Across the full QA campaign — 30+ stories tested against the running application — over 100 issues were found, filed with severity and reproduction steps, and triaged. A concentrated push that fed directly into the next round of fixes.
Why Is No Single Layer of Testing Enough for AI-Generated Code?
Here's what building Fuellytics taught us: no single layer of testing is enough.
Unit tests catch implementation errors. They don't know what the user wanted.
BDD specs catch requirement misunderstandings. They don't test the running application.
Story QA catches bugs that only surface in the real environment. It doesn't test paths across features.
Journey QA tests end-to-end flows — register, create a card, trigger a swipe, verify, check fraud dashboard, lock a card. It catches the seam bugs between features.
Each layer catches a different category of bug. Skip one and that category ships to production.
The agent generates code at a pace that makes all of this necessary. Not optional. Not nice-to-have.

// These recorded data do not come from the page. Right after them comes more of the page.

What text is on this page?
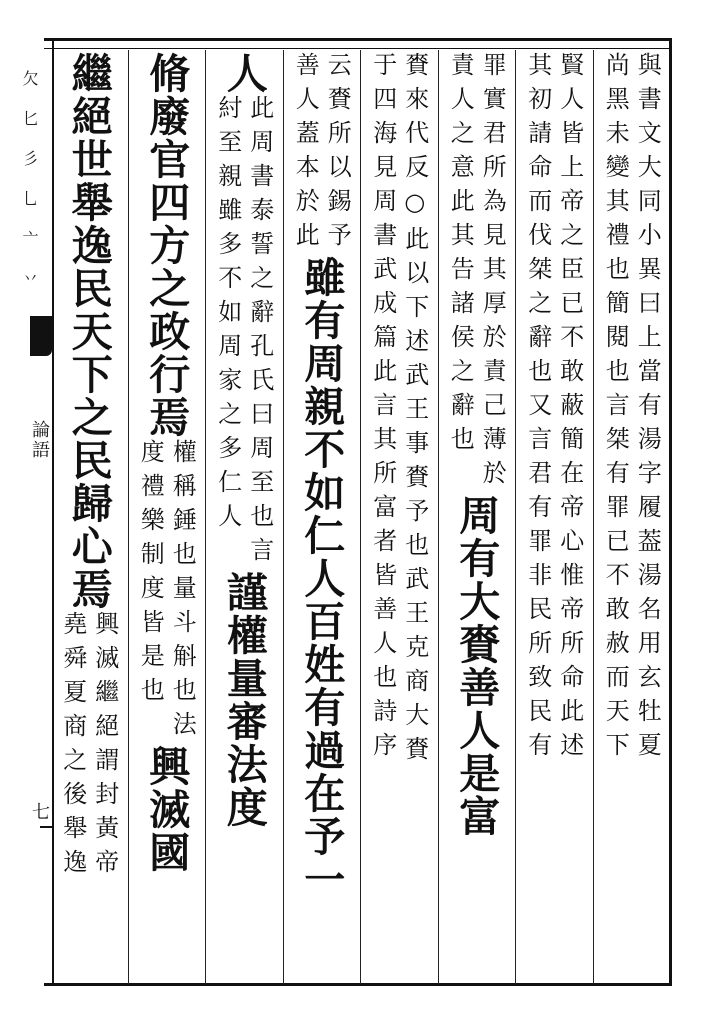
欠匕彡乚亠丷
論語
七
與書文大同小異曰上當有湯字履葢湯名用玄牡夏
尚黑未變其禮也簡閱也言桀有罪已不敢赦而天下
賢人皆上帝之臣已不敢蔽簡在帝心惟帝所命此述
其初請命而伐桀之辭也又言君有罪非民所致民有
罪實君所為見其厚於責己薄於
責人之意此其告諸侯之辭也
周有大賚善人是富
賚來代反○此以下述武王事賚予也武王克商大賚
于四海見周書武成篇此言其所富者皆善人也詩序
云賚所以錫予
善人蓋本於此
雖有周親不如仁人百姓有過在予一
人
此周書泰誓之辭孔氏曰周至也言
紂至親雖多不如周家之多仁人
謹權量審法度
脩廢官四方之政行焉
權稱錘也量斗斛也法
度禮樂制度皆是也
興滅國
繼絕世舉逸民天下之民歸心焉
興滅繼絕謂封黃帝
堯舜夏商之後舉逸
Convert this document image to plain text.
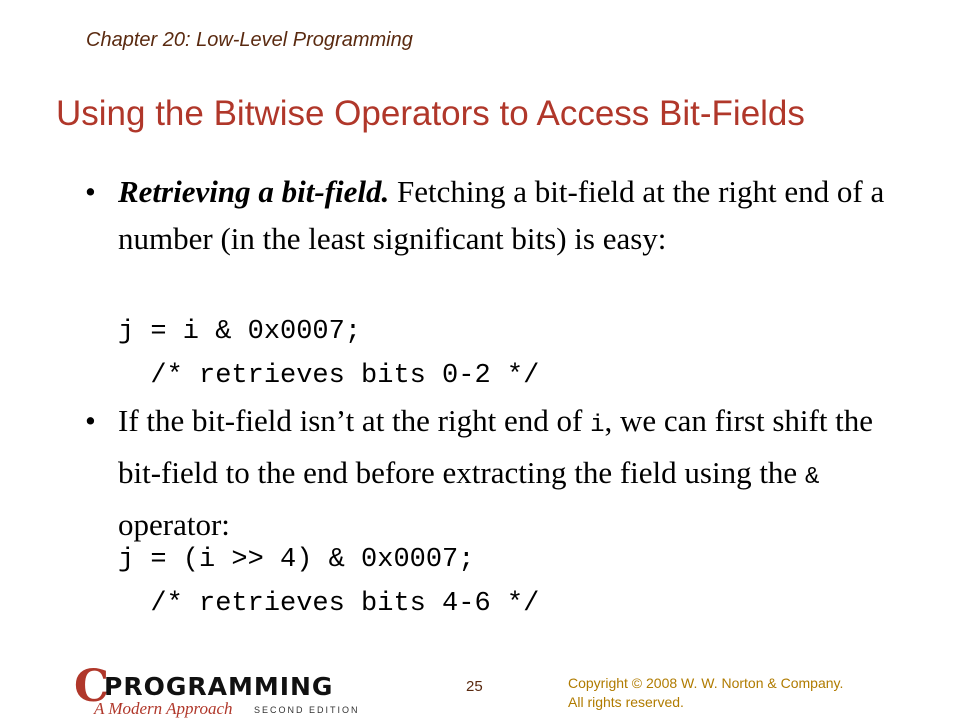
Chapter 20: Low-Level Programming
Using the Bitwise Operators to Access Bit-Fields
• Retrieving a bit-field. Fetching a bit-field at the right end of a number (in the least significant bits) is easy:
j = i & 0x0007;
/* retrieves bits 0-2 */
• If the bit-field isn’t at the right end of i, we can first shift the bit-field to the end before extracting the field using the & operator:
j = (i >> 4) & 0x0007;
/* retrieves bits 4-6 */
C
PROGRAMMING
A Modern Approach SECOND EDITION
25	Copyright © 2008 W. W. Norton & Company.
All rights reserved.
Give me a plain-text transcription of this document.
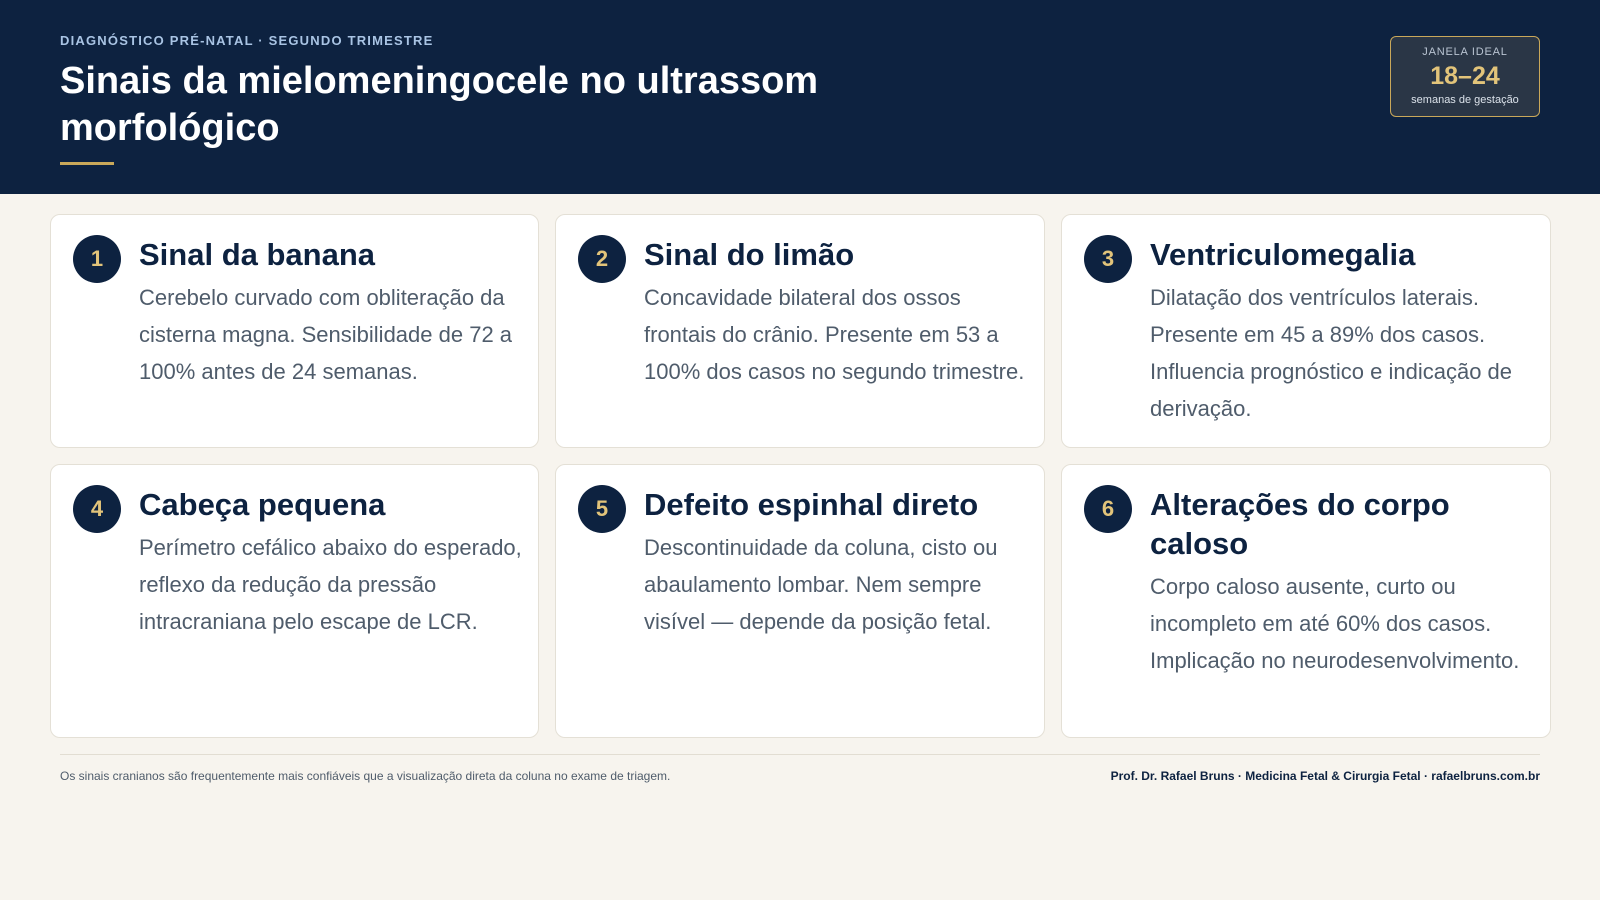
DIAGNÓSTICO PRÉ-NATAL · SEGUNDO TRIMESTRE
Sinais da mielomeningocele no ultrassom morfológico
JANELA IDEAL
18–24
semanas de gestação
1	Sinal da banana
Cerebelo curvado com obliteração da cisterna magna. Sensibilidade de 72 a 100% antes de 24 semanas.
2	Sinal do limão
Concavidade bilateral dos ossos frontais do crânio. Presente em 53 a 100% dos casos no segundo trimestre.
3	Ventriculomegalia
Dilatação dos ventrículos laterais. Presente em 45 a 89% dos casos. Influencia prognóstico e indicação de derivação.
4	Cabeça pequena
Perímetro cefálico abaixo do esperado, reflexo da redução da pressão intracraniana pelo escape de LCR.
5	Defeito espinhal direto
Descontinuidade da coluna, cisto ou abaulamento lombar. Nem sempre visível — depende da posição fetal.
6	Alterações do corpo caloso
Corpo caloso ausente, curto ou incompleto em até 60% dos casos. Implicação no neurodesenvolvimento.
Os sinais cranianos são frequentemente mais confiáveis que a visualização direta da coluna no exame de triagem.	Prof. Dr. Rafael Bruns · Medicina Fetal & Cirurgia Fetal · rafaelbruns.com.br
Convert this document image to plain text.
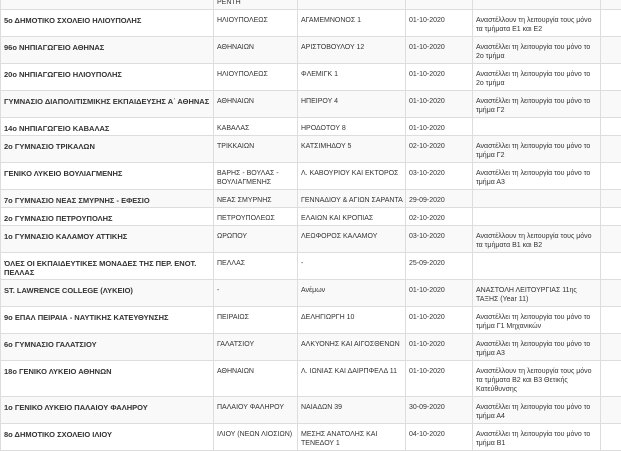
	ΡΕΝΤΗ				
5ο ΔΗΜΟΤΙΚΟ ΣΧΟΛΕΙΟ ΗΛΙΟΥΠΟΛΗΣ	ΗΛΙΟΥΠΟΛΕΩΣ	ΑΓΑΜΕΜΝΟΝΟΣ 1	01-10-2020	Αναστέλλουν τη λειτουργία τους μόνο τα τμήματα Ε1 και Ε2	
96ο ΝΗΠΙΑΓΩΓΕΙΟ ΑΘΗΝΑΣ	ΑΘΗΝΑΙΩΝ	ΑΡΙΣΤΟΒΟΥΛΟΥ 12	01-10-2020	Αναστέλλει τη λειτουργία του μόνο το 2ο τμήμα	
20ο ΝΗΠΙΑΓΩΓΕΙΟ ΗΛΙΟΥΠΟΛΗΣ	ΗΛΙΟΥΠΟΛΕΩΣ	ΦΛΕΜΙΓΚ 1	01-10-2020	Αναστέλλει τη λειτουργία του μόνο το 2ο τμήμα	
ΓΥΜΝΑΣΙΟ ΔΙΑΠΟΛΙΤΙΣΜΙΚΗΣ ΕΚΠΑΙΔΕΥΣΗΣ Α΄ ΑΘΗΝΑΣ	ΑΘΗΝΑΙΩΝ	ΗΠΕΙΡΟΥ 4	01-10-2020	Αναστέλλει τη λειτουργία του μόνο το τμήμα Γ2	
14ο ΝΗΠΙΑΓΩΓΕΙΟ ΚΑΒΑΛΑΣ	ΚΑΒΑΛΑΣ	ΗΡΟΔΟΤΟΥ 8	01-10-2020		
2ο ΓΥΜΝΑΣΙΟ ΤΡΙΚΑΛΩΝ	ΤΡΙΚΚΑΙΩΝ	ΚΑΤΣΙΜΗΔΟΥ 5	02-10-2020	Αναστέλλει τη λειτουργία του μόνο το τμήμα Γ2	
ΓΕΝΙΚΟ ΛΥΚΕΙΟ ΒΟΥΛΙΑΓΜΕΝΗΣ	ΒΑΡΗΣ - ΒΟΥΛΑΣ - ΒΟΥΛΙΑΓΜΕΝΗΣ	Λ. ΚΑΒΟΥΡΙΟΥ ΚΑΙ ΕΚΤΟΡΟΣ	03-10-2020	Αναστέλλει τη λειτουργία του μόνο το τμήμα Α3	
7ο ΓΥΜΝΑΣΙΟ ΝΕΑΣ ΣΜΥΡΝΗΣ - ΕΦΕΣΙΟ	ΝΕΑΣ ΣΜΥΡΝΗΣ	ΓΕΝΝΑΔΙΟΥ & ΑΓΙΩΝ ΣΑΡΑΝΤΑ	29-09-2020		
2ο ΓΥΜΝΑΣΙΟ ΠΕΤΡΟΥΠΟΛΗΣ	ΠΕΤΡΟΥΠΟΛΕΩΣ	ΕΛΑΙΩΝ ΚΑΙ ΚΡΟΠΙΑΣ	02-10-2020		
1ο ΓΥΜΝΑΣΙΟ ΚΑΛΑΜΟΥ ΑΤΤΙΚΗΣ	ΩΡΩΠΟΥ	ΛΕΩΦΟΡΟΣ ΚΑΛΑΜΟΥ	03-10-2020	Αναστέλλουν τη λειτουργία τους μόνο τα τμήματα Β1 και Β2	
ΌΛΕΣ ΟΙ ΕΚΠΑΙΔΕΥΤΙΚΕΣ ΜΟΝΑΔΕΣ ΤΗΣ ΠΕΡ. ΕΝΟΤ. ΠΕΛΛΑΣ	ΠΕΛΛΑΣ	-	25-09-2020		
ST. LAWRENCE COLLEGE (ΛΥΚΕΙΟ)	-	Ανέμων	01-10-2020	ΑΝΑΣΤΟΛΗ ΛΕΙΤΟΥΡΓΙΑΣ 11ης ΤΑΞΗΣ (Year 11)	
9ο ΕΠΑΛ ΠΕΙΡΑΙΑ - ΝΑΥΤΙΚΗΣ ΚΑΤΕΥΘΥΝΣΗΣ	ΠΕΙΡΑΙΩΣ	ΔΕΛΗΓΙΩΡΓΗ 10	01-10-2020	Αναστέλλει τη λειτουργία του μόνο το τμήμα Γ1 Μηχανικών	
6ο ΓΥΜΝΑΣΙΟ ΓΑΛΑΤΣΙΟΥ	ΓΑΛΑΤΣΙΟΥ	ΑΛΚΥΟΝΗΣ ΚΑΙ ΑΙΓΟΣΘΕΝΩΝ	01-10-2020	Αναστέλλει τη λειτουργία του μόνο το τμήμα Α3	
18ο ΓΕΝΙΚΟ ΛΥΚΕΙΟ ΑΘΗΝΩΝ	ΑΘΗΝΑΙΩΝ	Λ. ΙΩΝΙΑΣ ΚΑΙ ΔΑΙΡΠΦΕΛΔ 11	01-10-2020	Αναστέλλουν τη λειτουργία τους μόνο τα τμήματα Β2 και Β3 Θετικής Κατεύθυνσης	
1ο ΓΕΝΙΚΟ ΛΥΚΕΙΟ ΠΑΛΑΙΟΥ ΦΑΛΗΡΟΥ	ΠΑΛΑΙΟΥ ΦΑΛΗΡΟΥ	ΝΑΙΑΔΩΝ 39	30-09-2020	Αναστέλλει τη λειτουργία του μόνο το τμήμα Α4	
8ο ΔΗΜΟΤΙΚΟ ΣΧΟΛΕΙΟ ΙΛΙΟΥ	ΙΛΙΟΥ (ΝΕΩΝ ΛΙΟΣΙΩΝ)	ΜΕΣΗΣ ΑΝΑΤΟΛΗΣ ΚΑΙ ΤΕΝΕΔΟΥ 1	04-10-2020	Αναστέλλει τη λειτουργία του μόνο το τμήμα Β1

The verification system is how you keep up with the velocity. It's how you turn "the AI built something" into "the AI built the right thing."
Where Does the Project Stand Now?
Fuellytics is in UAT. We submitted for Stripe Treasury production access — they review fraud controls, compliance handling, and financial operations before approving.
We were confident in the submission because we have evidence. Not "we think the fraud detection works." 30+ QA result documents with screenshots and reproduction steps. 100+ issues found, triaged, and fixed. Every acceptance criterion on every story tested both as a BDD spec and against the running application.
Five days of generation. Verification is what made it real.
Frequently Asked Questions
Can AI really generate a production-ready application in 5 days? AI can generate the code in 5 days, but the code alone is not production-ready. What makes it production-ready is the verification pipeline -- BDD specs, agentic QA, and journey testing -- that catches the bugs the generator inevitably introduces. Without verification, you have 100,000 lines of code that compiles but does not work correctly.
What is the difference between BDD specs and agentic QA? BDD specs are executable tests generated from user story acceptance criteria that verify behavior through APIs and interfaces. Agentic QA is an AI agent that tests the same stories against the running application the way a human would, opening browsers, clicking buttons, and filing issues for anything that fails. BDD specs catch requirement misunderstandings while agentic QA catches bugs that only surface in the real environment.
How many bugs did the QA process find in Fuellytics? The full QA campaign across 30+ stories found over 100 issues, each filed with severity and reproduction steps. Even stories where all 8 BDD specs passed had bugs discovered by the QA agent, including a fraud vulnerability where flagged drivers could clear their flag without submitting verification photos.
Why do you need multiple layers of testing for AI-generated code? Each testing layer catches a different category of bug. Unit tests catch implementation errors. BDD specs catch requirement misunderstandings. Story QA catches bugs in the running application. Journey QA catches seam bugs between features. Skip any one layer and that entire category of bug ships to production.
How does CodeMySpec manage the velocity of AI code generation? CodeMySpec enforces a stop-and-validate loop after every task. The agent generates code, a validation hook fires automatically, and structured feedback is returned for any failures. The agent must address the feedback before moving on. This turns uncontrolled velocity into a disciplined build-verify-fix cycle.